Wer hätte das nicht gerne: Kollegen, die sich gegenseitig unterstützen und helfen, wo gerade Not am Mann (oder Frau) ist. Keine Frage, das macht das Leben um vieles angenehmer. Aber glaubt man einer Studie (pdf) von Arie Shirom, Sharon Toker und Yasmin Akkaly von der Tel Aviv Universität, dann hat die gute Zusammenarbeit unter Kollegen sogar lebensverlängernde Wirkung.

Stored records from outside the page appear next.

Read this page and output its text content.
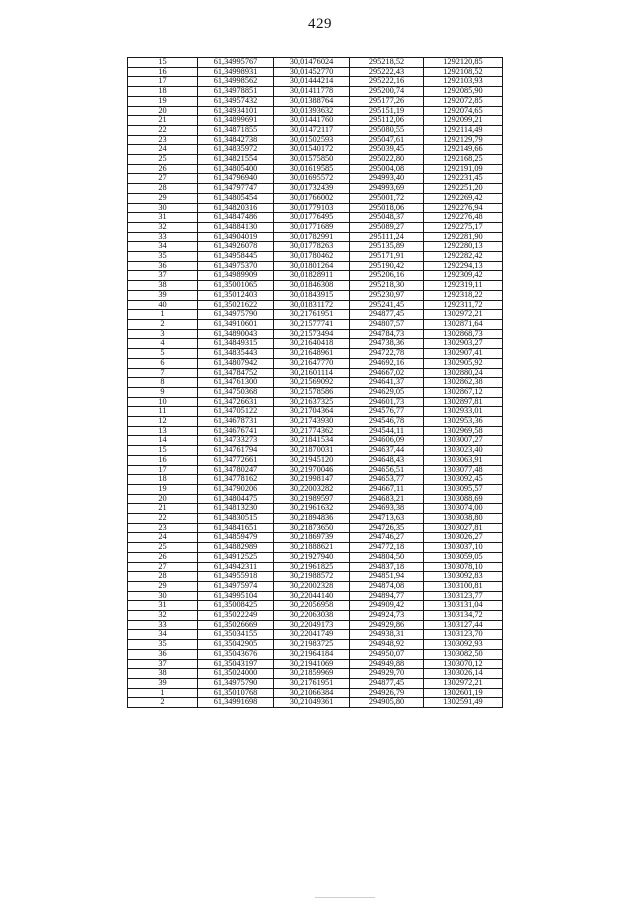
429
15	61,34995767	30,01476024	295218,52	1292120,85
16	61,34998931	30,01452770	295222,43	1292108,52
17	61,34998562	30,01444214	295222,16	1292103,93
18	61,34978851	30,01411778	295200,74	1292085,90
19	61,34957432	30,01388764	295177,26	1292072,85
20	61,34934101	30,01393632	295151,19	1292074,65
21	61,34899691	30,01441760	295112,06	1292099,21
22	61,34871855	30,01472117	295080,55	1292114,49
23	61,34842738	30,01502593	295047,61	1292129,79
24	61,34835972	30,01540172	295039,45	1292149,66
25	61,34821554	30,01575850	295022,80	1292168,25
26	61,34805400	30,01619585	295004,08	1292191,09
27	61,34796940	30,01695572	294993,40	1292231,45
28	61,34797747	30,01732439	294993,69	1292251,20
29	61,34805454	30,01766002	295001,72	1292269,42
30	61,34820316	30,01779103	295018,06	1292276,94
31	61,34847486	30,01776495	295048,37	1292276,48
32	61,34884130	30,01771689	295089,27	1292275,17
33	61,34904019	30,01782991	295111,24	1292281,90
34	61,34926078	30,01778263	295135,89	1292280,13
35	61,34958445	30,01780462	295171,91	1292282,42
36	61,34975370	30,01801264	295190,42	1292294,13
37	61,34989909	30,01828911	295206,16	1292309,42
38	61,35001065	30,01846308	295218,30	1292319,11
39	61,35012403	30,01843915	295230,97	1292318,22
40	61,35021622	30,01831172	295241,45	1292311,72
1	61,34975790	30,21761951	294877,45	1302972,21
2	61,34910601	30,21577741	294807,57	1302871,64
3	61,34890043	30,21573494	294784,73	1302868,73
4	61,34849315	30,21640418	294738,36	1302903,27
5	61,34835443	30,21648961	294722,78	1302907,41
6	61,34807942	30,21647770	294692,16	1302905,92
7	61,34784752	30,21601114	294667,02	1302880,24
8	61,34761300	30,21569092	294641,37	1302862,38
9	61,34750368	30,21578586	294629,05	1302867,12
10	61,34726631	30,21637325	294601,73	1302897,81
11	61,34705122	30,21704364	294576,77	1302933,01
12	61,34678731	30,21743930	294546,78	1302953,36
13	61,34676741	30,21774362	294544,11	1302969,58
14	61,34733273	30,21841534	294606,09	1303007,27
15	61,34761794	30,21870031	294637,44	1303023,40
16	61,34772661	30,21945120	294648,43	1303063,91
17	61,34780247	30,21970046	294656,51	1303077,48
18	61,34778162	30,21998147	294653,77	1303092,45
19	61,34790206	30,22003282	294667,11	1303095,57
20	61,34804475	30,21989597	294683,21	1303088,69
21	61,34813230	30,21961632	294693,38	1303074,00
22	61,34830515	30,21894836	294713,63	1303038,80
23	61,34841651	30,21873650	294726,35	1303027,81
24	61,34859479	30,21869739	294746,27	1303026,27
25	61,34882989	30,21888621	294772,18	1303037,10
26	61,34912525	30,21927940	294804,50	1303059,05
27	61,34942311	30,21961825	294837,18	1303078,10
28	61,34955918	30,21988572	294851,94	1303092,83
29	61,34975974	30,22002328	294874,08	1303100,81
30	61,34995104	30,22044140	294894,77	1303123,77
31	61,35008425	30,22056958	294909,42	1303131,04
32	61,35022249	30,22063038	294924,73	1303134,72
33	61,35026669	30,22049173	294929,86	1303127,44
34	61,35034155	30,22041749	294938,31	1303123,70
35	61,35042905	30,21983725	294948,92	1303092,93
36	61,35043676	30,21964184	294950,07	1303082,50
37	61,35043197	30,21941069	294949,88	1303070,12
38	61,35024000	30,21859969	294929,70	1303026,14
39	61,34975790	30,21761951	294877,45	1302972,21
1	61,35010768	30,21066384	294926,79	1302601,19
2	61,34991698	30,21049361	294905,80	1302591,49
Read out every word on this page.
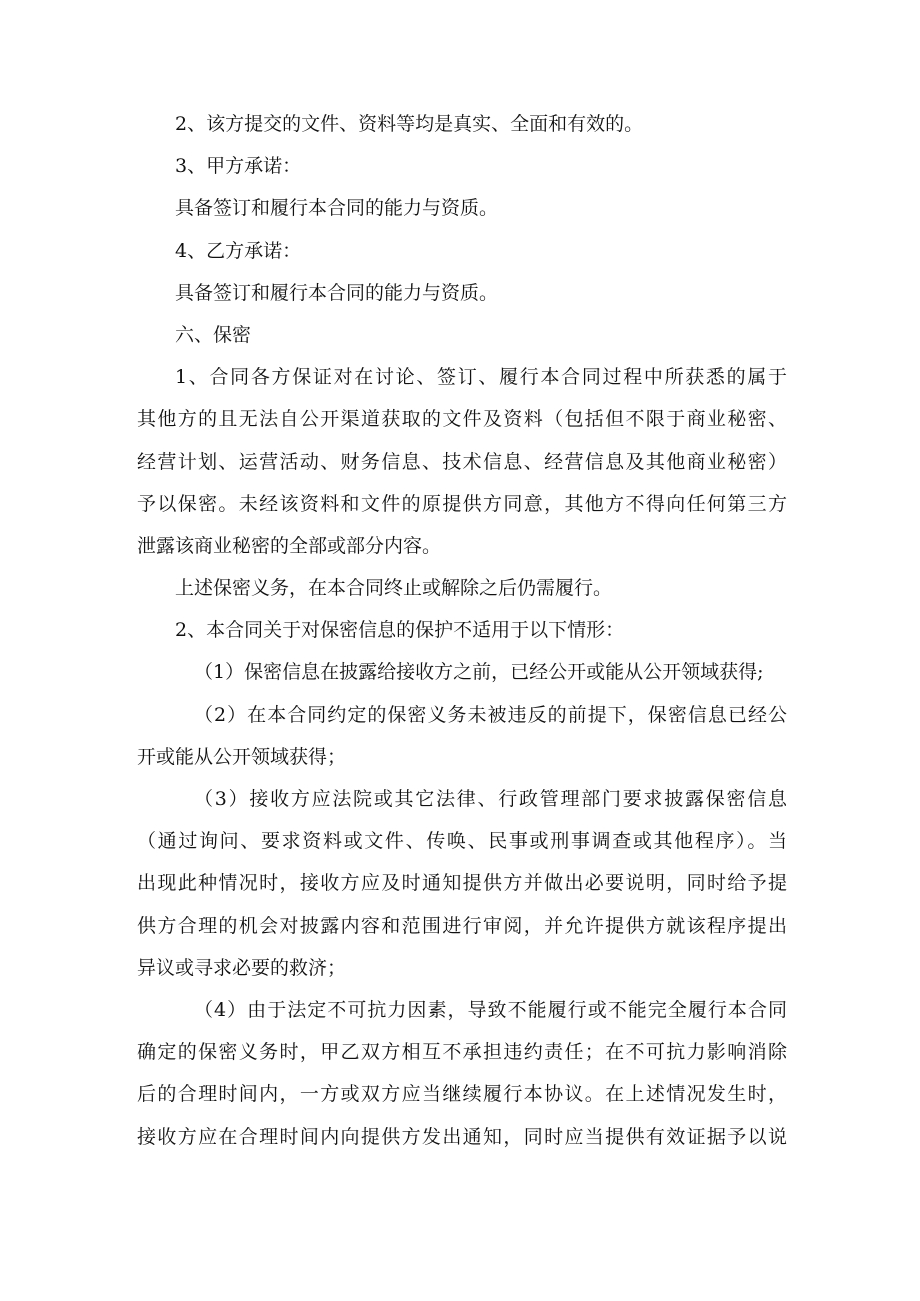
2、该方提交的文件、资料等均是真实、全面和有效的。
3、甲方承诺：
具备签订和履行本合同的能力与资质。
4、乙方承诺：
具备签订和履行本合同的能力与资质。
六、保密
1、合同各方保证对在讨论、签订、履行本合同过程中所获悉的属于
其他方的且无法自公开渠道获取的文件及资料（包括但不限于商业秘密、
经营计划、运营活动、财务信息、技术信息、经营信息及其他商业秘密）
予以保密。未经该资料和文件的原提供方同意，其他方不得向任何第三方
泄露该商业秘密的全部或部分内容。
上述保密义务，在本合同终止或解除之后仍需履行。
2、本合同关于对保密信息的保护不适用于以下情形：
（1）保密信息在披露给接收方之前，已经公开或能从公开领域获得;
（2）在本合同约定的保密义务未被违反的前提下，保密信息已经公
开或能从公开领域获得；
（3）接收方应法院或其它法律、行政管理部门要求披露保密信息
（通过询问、要求资料或文件、传唤、民事或刑事调查或其他程序）。当
出现此种情况时，接收方应及时通知提供方并做出必要说明，同时给予提
供方合理的机会对披露内容和范围进行审阅，并允许提供方就该程序提出
异议或寻求必要的救济；
（4）由于法定不可抗力因素，导致不能履行或不能完全履行本合同
确定的保密义务时，甲乙双方相互不承担违约责任；在不可抗力影响消除
后的合理时间内，一方或双方应当继续履行本协议。在上述情况发生时，
接收方应在合理时间内向提供方发出通知，同时应当提供有效证据予以说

Die Forscher werteten dazu die Krankenakten von mehr als 820 Arbeitnehmern aus – über einen Zeitraum von 20 Jahren (1988 bis 2008). Die Beschäftigten kamen dabei aus unterschiedlichen Branchen und Positionen und arbeiteten im Schnitt 8,8 Stunden täglich. Ein Drittel von ihnen waren Frauen; 80 Prozent waren verheiratet und hatten Kinder und rund 45 Prozent besaßen einen höheren Bildungsabschluss. Gleichzeitig wurden die Probanden regelmäßig nach ihrem Verhältnis zu Kollegen und Vorgesetzten befragt. Wobei die Wissenschaftler besonderes Augenmerk darauf legten, ob die Kollegen etwa beim Lösen von Problemen halfen oder freundlich miteinander umgingen. Ebenfalls wurde untersucht, wie groß der Autonomiegrad der Beschäftigten war – also, ob sie das Gefühl hatten, Kontrolle über ihren Job zu besitzen sowie einige Entscheidungsfreiheiten.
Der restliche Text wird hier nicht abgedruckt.